Als de apparaatstatus wacht op goedkeuring op de pagina Apparaten , betekent dit dat de optie Automatisch goedkeuren is uitgeschakeld:

Screenshot showing application with autoapprove option disabled.

Een operator moet een apparaat expliciet goedkeuren voordat het begint met het verzenden van gegevens. Apparaten die niet handmatig zijn geregistreerd op de pagina Apparaten , maar zijn verbonden met geldige referenties, hebben de apparaatstatus Wachten op goedkeuring. Operators kunnen deze apparaten goedkeuren vanaf de pagina Apparaten met behulp van de knop Goedkeuren :

Screenshot showing how to approve a device

Hoe kan ik een apparaat toewijzen aan een apparaatsjabloon?

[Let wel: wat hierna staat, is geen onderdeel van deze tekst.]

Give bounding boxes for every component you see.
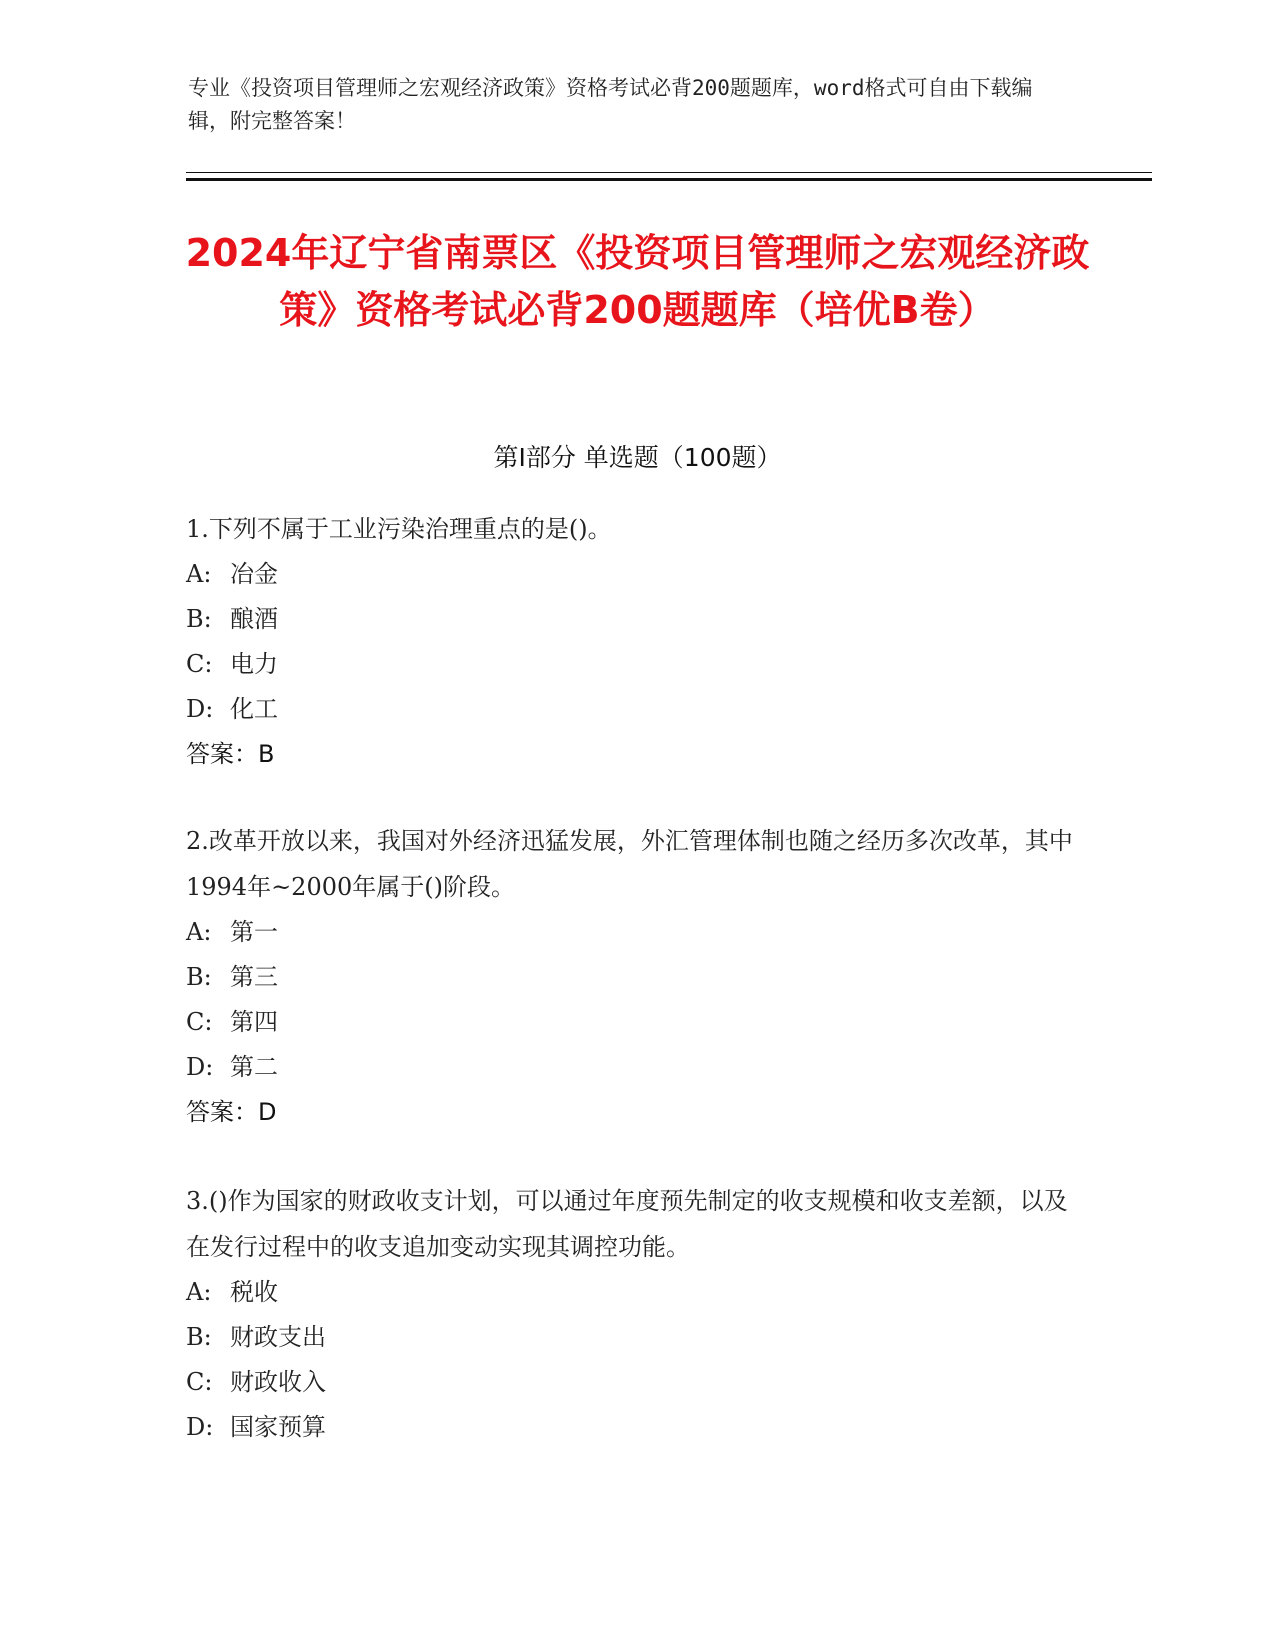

Als de apparaatstatus niet is toegewezen, betekent dit dat het apparaat dat verbinding maakt met IoT Central geen toegewezen apparaatsjabloon heeft. Deze situatie treedt doorgaans op in de volgende scenario's:

  • Er wordt een set apparaten toegevoegd met importeren op de pagina Apparaten zonder de apparaatsjabloon op te geven.
  • Een apparaat is handmatig geregistreerd op de pagina Apparaten zonder de apparaatsjabloon op te geven. Het apparaat is vervolgens verbonden met geldige referenties.

De operator kan een apparaat toewijzen aan een apparaatsjabloon vanaf de pagina Apparaten met behulp van de knop Migreren . Zie Apparaten beheren in uw Azure IoT Central-toepassing > Apparaten migreren naar een sjabloon voor meer informatie.

Gebruikers

Mijn beheerder zegt dat ik aan een toepassing ben toegevoegd, maar ik heb er geen toegang toe. Hoe krijg ik toegang?

De eerste keer dat u toegang tot de toepassing hebt, moet u naar de url van de toepassing navigeren die u hebt ontvangen van de beheerder

Organisaties

Hoeveel organisaties kunnen een toepassing bevatten?

U kunt maximaal 200 organisaties hebben, waaronder geneste organisaties.

Kan een apparaat deel uitmaken van meerdere organisaties?

Nee, apparaten kunnen slechts tot één organisatie behoren. U kunt een apparaat verplaatsen naar een andere organisatie.

Kan een gebruiker worden toegewezen aan meerdere organisaties?

Ja, een gebruiker kan tot een of meer organisaties behoren. Voor elke organisatietoewijzing kan de gebruiker ook een andere rol hebben. Tom kan bijvoorbeeld een beheerder zijn bij Plant A en een operator in Plant B.

Kunnen apparaatgroepen, dashboards en taken worden gekoppeld aan meerdere organisaties?

Nee, ervaringen zoals apparaatgroepen, dashboards en taken zijn gekoppeld aan één organisatie.

Controle en logboekregistratie

Wat zijn de verschillen tussen het bewaken van een IoT Central-toepassing in Azure Portal en het gebruik van de auditlogboeken in de IoT Central-toepassing.

Bewaking in Azure Portal is handig voor het bewaken van bewerkingen. In het auditlogboek in een IoT Central-toepassing kunt u zien wie wijzigingen heeft aangebracht in entiteiten in de toepassing.

Kan ik het auditlogboek uitbreiden om meer dan 30 dagen aan gegevens op te slaan?

Op dit moment kunt u niet meer dan 30 dagen aan gegevens opslaan in het auditlogboek. Vermeldingen ouder dan 30 dagen worden automatisch verwijderd.